Domicile

Ability-To-Pay Taxation

What is a home?

Your home is where you maintain permanent residence. Your intention to stay in this place indefinitely makes it your home and makes you home. Your domiciled status subjects you to specific laws. Thus, the domicile is a legal construct used to determine where you vote, file lawsuits, pay taxes, claim benefits and compel government authority.

Key points to remember

  • Home usually refers to where you permanently call your home.
  • Your home is important for legal purposes such as paying taxes, voting, and requesting benefits.
  • Residence and domicile differ legally mainly in the duration of your stay in a specific place.

Understanding the home

At birth, your place of origin is the accommodation that you share with your parents. This location remains your home until you reach the age of majority and acquire a preferred home. This domicile of choice remains your domicile until you abandon it by moving to a new domicile with the good faith intention of making the new domicile your permanent and permanent domicile.

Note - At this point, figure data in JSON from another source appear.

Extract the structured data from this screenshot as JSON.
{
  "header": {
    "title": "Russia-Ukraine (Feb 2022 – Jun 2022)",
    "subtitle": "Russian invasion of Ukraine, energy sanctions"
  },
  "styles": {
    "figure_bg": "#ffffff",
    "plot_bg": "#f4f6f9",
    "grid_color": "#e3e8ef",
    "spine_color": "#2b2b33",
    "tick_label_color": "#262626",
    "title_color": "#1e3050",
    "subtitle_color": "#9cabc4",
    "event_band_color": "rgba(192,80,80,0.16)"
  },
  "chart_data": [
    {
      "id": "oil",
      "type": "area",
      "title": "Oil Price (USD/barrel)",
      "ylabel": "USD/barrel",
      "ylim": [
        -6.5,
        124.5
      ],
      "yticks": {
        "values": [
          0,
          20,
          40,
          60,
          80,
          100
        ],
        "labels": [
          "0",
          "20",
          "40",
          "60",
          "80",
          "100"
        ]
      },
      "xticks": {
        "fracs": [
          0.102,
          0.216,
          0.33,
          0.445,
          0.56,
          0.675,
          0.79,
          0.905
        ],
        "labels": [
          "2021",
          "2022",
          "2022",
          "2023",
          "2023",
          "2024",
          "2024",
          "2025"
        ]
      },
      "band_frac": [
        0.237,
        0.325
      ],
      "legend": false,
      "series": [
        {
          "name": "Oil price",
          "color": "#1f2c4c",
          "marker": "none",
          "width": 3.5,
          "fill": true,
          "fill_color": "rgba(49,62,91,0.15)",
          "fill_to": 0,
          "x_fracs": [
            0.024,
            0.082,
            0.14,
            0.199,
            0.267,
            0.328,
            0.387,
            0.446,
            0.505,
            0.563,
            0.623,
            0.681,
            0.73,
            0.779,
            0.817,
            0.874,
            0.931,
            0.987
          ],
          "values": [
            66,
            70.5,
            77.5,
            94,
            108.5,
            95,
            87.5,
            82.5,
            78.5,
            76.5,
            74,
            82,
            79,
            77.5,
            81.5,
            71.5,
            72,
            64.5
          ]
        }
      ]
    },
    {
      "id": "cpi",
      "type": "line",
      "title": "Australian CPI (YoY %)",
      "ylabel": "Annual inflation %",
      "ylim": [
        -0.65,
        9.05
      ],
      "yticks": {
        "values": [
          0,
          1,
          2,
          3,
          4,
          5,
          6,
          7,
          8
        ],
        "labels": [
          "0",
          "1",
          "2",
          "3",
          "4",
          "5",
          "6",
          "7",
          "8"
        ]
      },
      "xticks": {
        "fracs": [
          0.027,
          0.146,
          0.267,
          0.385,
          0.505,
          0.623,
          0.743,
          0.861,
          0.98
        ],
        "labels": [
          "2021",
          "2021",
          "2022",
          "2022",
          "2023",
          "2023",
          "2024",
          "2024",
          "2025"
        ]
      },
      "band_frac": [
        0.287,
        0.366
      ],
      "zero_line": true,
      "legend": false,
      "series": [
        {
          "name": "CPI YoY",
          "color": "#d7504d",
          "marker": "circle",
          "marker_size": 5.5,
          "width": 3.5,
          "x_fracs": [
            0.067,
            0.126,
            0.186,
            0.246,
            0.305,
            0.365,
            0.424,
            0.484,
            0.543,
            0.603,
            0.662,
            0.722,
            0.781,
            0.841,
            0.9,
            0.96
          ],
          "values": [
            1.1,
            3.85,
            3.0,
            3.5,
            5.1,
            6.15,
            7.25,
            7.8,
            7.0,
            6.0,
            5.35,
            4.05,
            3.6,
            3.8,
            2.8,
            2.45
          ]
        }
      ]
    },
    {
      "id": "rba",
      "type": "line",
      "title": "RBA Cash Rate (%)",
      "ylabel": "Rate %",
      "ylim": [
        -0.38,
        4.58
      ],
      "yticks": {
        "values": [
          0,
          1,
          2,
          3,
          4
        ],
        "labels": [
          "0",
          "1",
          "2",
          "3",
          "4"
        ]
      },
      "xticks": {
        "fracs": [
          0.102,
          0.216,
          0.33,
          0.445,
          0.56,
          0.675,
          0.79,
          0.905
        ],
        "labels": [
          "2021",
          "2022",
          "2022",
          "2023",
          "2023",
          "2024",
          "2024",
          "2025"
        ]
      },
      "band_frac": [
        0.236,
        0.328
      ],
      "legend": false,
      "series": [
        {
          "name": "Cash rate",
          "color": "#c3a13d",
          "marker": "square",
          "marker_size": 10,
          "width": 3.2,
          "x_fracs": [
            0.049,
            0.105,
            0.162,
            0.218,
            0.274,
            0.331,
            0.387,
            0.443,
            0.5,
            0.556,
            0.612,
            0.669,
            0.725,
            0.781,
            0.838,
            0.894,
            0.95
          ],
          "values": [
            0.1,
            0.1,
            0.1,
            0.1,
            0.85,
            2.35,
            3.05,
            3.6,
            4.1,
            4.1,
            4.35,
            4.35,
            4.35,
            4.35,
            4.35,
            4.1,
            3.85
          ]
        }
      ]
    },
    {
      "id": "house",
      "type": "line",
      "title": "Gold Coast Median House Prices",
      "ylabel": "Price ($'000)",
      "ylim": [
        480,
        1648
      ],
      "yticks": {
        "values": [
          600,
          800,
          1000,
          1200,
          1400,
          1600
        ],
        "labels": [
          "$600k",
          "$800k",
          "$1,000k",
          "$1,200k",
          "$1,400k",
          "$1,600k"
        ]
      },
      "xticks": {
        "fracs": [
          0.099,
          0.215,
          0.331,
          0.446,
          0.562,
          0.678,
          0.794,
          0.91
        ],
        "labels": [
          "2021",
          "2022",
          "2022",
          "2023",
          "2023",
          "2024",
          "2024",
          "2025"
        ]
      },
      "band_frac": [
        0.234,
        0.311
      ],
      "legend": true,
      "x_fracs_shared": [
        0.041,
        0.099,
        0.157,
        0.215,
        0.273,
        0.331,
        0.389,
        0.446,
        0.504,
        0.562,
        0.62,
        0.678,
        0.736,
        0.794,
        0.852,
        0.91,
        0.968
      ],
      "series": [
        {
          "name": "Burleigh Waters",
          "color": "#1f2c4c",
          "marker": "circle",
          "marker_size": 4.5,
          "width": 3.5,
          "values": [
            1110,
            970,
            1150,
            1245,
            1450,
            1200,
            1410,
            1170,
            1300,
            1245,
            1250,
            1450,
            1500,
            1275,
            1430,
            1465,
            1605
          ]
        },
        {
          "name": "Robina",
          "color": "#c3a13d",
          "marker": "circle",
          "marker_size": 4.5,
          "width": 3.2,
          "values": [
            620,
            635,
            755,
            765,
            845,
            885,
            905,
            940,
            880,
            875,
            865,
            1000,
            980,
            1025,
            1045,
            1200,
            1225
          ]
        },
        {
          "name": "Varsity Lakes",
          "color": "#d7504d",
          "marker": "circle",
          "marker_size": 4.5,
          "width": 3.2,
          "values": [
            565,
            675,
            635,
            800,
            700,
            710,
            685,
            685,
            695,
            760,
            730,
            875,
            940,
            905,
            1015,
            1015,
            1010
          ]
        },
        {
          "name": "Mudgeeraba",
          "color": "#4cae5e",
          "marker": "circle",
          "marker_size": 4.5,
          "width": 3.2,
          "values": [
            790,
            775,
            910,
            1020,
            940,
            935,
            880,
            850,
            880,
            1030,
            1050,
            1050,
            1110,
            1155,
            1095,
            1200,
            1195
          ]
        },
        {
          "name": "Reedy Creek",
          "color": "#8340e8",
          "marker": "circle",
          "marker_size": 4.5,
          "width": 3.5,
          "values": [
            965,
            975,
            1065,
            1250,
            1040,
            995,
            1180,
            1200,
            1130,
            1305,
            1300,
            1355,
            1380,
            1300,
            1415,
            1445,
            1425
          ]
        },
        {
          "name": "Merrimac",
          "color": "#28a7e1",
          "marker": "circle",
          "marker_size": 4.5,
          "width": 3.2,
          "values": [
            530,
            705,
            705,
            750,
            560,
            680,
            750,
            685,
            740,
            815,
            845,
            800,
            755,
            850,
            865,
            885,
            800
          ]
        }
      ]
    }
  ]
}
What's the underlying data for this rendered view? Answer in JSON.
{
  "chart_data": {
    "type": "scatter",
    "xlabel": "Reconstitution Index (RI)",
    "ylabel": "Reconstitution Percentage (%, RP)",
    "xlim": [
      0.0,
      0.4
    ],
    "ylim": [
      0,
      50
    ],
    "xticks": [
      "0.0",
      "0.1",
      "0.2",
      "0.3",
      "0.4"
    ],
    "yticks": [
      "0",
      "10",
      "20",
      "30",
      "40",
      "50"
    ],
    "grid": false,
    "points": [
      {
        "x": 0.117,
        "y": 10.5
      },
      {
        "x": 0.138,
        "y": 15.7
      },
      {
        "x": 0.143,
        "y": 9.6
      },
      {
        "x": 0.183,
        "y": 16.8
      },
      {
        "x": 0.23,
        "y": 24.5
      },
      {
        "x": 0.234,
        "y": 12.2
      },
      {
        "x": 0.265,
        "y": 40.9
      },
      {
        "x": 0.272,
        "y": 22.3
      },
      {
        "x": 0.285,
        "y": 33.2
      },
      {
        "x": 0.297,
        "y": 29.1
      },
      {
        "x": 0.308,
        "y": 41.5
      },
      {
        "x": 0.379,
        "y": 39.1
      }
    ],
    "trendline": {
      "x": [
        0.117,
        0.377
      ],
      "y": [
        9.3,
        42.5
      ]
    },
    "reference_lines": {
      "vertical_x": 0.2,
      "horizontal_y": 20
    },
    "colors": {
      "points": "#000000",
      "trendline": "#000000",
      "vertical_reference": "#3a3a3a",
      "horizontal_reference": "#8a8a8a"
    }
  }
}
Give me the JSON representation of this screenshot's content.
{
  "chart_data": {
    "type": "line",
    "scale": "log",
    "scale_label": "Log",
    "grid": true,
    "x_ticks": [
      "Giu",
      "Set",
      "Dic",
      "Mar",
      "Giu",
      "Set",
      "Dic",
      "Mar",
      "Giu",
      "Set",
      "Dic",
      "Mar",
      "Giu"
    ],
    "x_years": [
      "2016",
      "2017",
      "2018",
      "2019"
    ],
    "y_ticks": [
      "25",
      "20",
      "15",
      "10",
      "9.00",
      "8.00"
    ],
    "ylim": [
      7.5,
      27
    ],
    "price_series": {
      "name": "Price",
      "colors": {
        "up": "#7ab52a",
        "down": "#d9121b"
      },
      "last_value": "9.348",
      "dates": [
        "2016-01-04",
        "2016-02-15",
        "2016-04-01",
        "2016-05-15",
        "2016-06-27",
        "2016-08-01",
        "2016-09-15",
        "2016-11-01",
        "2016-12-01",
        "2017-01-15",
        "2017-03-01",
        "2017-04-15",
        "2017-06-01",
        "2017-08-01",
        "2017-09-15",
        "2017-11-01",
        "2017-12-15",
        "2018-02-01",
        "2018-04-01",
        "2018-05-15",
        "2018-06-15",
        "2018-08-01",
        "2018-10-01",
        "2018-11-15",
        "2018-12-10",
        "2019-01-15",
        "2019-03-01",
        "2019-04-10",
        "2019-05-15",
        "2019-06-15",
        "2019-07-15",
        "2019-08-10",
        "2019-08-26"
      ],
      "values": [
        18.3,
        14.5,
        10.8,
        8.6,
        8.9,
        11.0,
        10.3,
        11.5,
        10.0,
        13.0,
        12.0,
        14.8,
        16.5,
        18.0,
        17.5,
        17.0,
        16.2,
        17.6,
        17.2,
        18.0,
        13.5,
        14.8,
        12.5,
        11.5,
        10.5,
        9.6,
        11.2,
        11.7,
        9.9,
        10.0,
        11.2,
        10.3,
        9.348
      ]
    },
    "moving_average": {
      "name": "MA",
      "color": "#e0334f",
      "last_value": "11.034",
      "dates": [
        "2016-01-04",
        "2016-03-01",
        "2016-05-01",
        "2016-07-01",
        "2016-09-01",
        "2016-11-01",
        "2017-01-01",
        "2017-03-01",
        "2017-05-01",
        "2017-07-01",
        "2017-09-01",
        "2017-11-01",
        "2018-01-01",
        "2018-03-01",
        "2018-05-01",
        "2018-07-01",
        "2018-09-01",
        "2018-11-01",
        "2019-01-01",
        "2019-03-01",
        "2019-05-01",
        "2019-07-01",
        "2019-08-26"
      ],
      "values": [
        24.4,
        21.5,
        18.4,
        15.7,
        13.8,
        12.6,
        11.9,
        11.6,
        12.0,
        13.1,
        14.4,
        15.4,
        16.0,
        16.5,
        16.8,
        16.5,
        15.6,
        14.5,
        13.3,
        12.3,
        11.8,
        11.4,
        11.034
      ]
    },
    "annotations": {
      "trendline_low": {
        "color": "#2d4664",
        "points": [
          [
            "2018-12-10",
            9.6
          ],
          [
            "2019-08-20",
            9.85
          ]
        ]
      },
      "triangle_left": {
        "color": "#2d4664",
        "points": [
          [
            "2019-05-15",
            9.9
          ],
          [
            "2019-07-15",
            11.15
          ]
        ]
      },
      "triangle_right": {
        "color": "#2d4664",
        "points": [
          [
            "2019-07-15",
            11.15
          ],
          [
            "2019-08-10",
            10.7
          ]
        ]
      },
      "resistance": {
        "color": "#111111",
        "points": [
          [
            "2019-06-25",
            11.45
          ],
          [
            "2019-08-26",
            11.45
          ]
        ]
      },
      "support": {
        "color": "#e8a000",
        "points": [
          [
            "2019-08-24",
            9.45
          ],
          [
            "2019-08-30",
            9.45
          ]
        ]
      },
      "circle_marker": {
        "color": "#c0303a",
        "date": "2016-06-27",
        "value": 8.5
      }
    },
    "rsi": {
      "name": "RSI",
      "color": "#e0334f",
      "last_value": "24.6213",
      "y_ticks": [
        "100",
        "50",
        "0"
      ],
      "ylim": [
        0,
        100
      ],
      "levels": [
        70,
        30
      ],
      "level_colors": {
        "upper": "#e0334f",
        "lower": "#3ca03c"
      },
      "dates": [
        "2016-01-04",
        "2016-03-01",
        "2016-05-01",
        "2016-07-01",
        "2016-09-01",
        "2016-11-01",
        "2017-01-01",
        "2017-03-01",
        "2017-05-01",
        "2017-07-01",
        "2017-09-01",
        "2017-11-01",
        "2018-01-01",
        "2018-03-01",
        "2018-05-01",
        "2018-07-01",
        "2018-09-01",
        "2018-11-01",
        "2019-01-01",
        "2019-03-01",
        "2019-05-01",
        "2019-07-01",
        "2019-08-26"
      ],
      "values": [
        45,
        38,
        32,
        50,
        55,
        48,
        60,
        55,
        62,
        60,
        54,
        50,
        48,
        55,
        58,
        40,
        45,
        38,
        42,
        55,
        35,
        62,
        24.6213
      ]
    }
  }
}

No matter how many houses you own, only one is your home. It is the one you acquire with the intention of staying indefinitely and towards which you move after having abandoned your old home. It can be the house where you live, work, bank, vote and register your car.

Residence and domicile are not identical and have different legal meanings.

Residence vs domicile

You may have heard the residence and the domicile used interchangeably to designate your house. However, the terms “residence” and “domicile” have separate legal meanings. The determining factor between the two words is the length of your stay.

A residence is a dwelling in which you plan to live temporarily, while a domicile is a dwelling in which you plan to live for an indefinite period. Any place you own or live in during a prohibited period can be your home. But only the site where you intend to make your permanent residence and stay indefinitely can be your home. So you can have many residences in many places, but you can only have one home in one place.

Your home is also your home, but your home may or may not be your home.

Choose your home

If you always have a home and never have more than one, then where is your home if you also live in two units? Suppose, after many years of living in Maine and vacationing in Florida, you now live half the year in Maine where you file taxes and make a will, and you live the other half of the year in Florida where you vote and register your car. Is your home in Maine or Florida?

The uniform distribution of your essential activities between Maine and Florida indicates that you did not intend to abandon Maine when you acquired Florida. Therefore, Maine is your residence and your domicile, and Florida is your residence but not your domicile.

You cannot change your domicile by simply filing a declaration of domicile in another country or state. Instead, your lifestyle should correspond to a permanent change of domicile. Your intended home can be deducted from where you live and spend time.

Legally, your home is the place you declare in legal documents, such as the address you use for voting, banking, registering vehicles and paying taxes. Ending a home association includes your efforts to close bank accounts, surrender your driver’s license, remove your name from the voters list, and pay taxes as a non-resident.

Legal consequences of domiciles

Your home has legal consequences. It defines the country, the state and the courts competent to approve wills, administer estates, judge legal actions and assess income and death taxes. After a divorce, legal domicile may affect your ability to request and control the payment of child support and child support.

It affects how, when and on what income you pay state taxes. Residing in a country or state limits the scope of the tax authorities to the income tax you earn within its borders. Often, high income taxpayers have their domicile in a state that has the lowest tax to pay for them.

Death tax is imposed by the country or state of domicile. Depending on your indicated domicile and that of your beneficiaries, the inheritance tax implications can be radically different. The home can extend its reach to all of your income from any source in the world. However, indices of residence, such as owning real estate, or indices of domicile, such as failing to properly abandon your former home, may subject you to taxes in more than one state.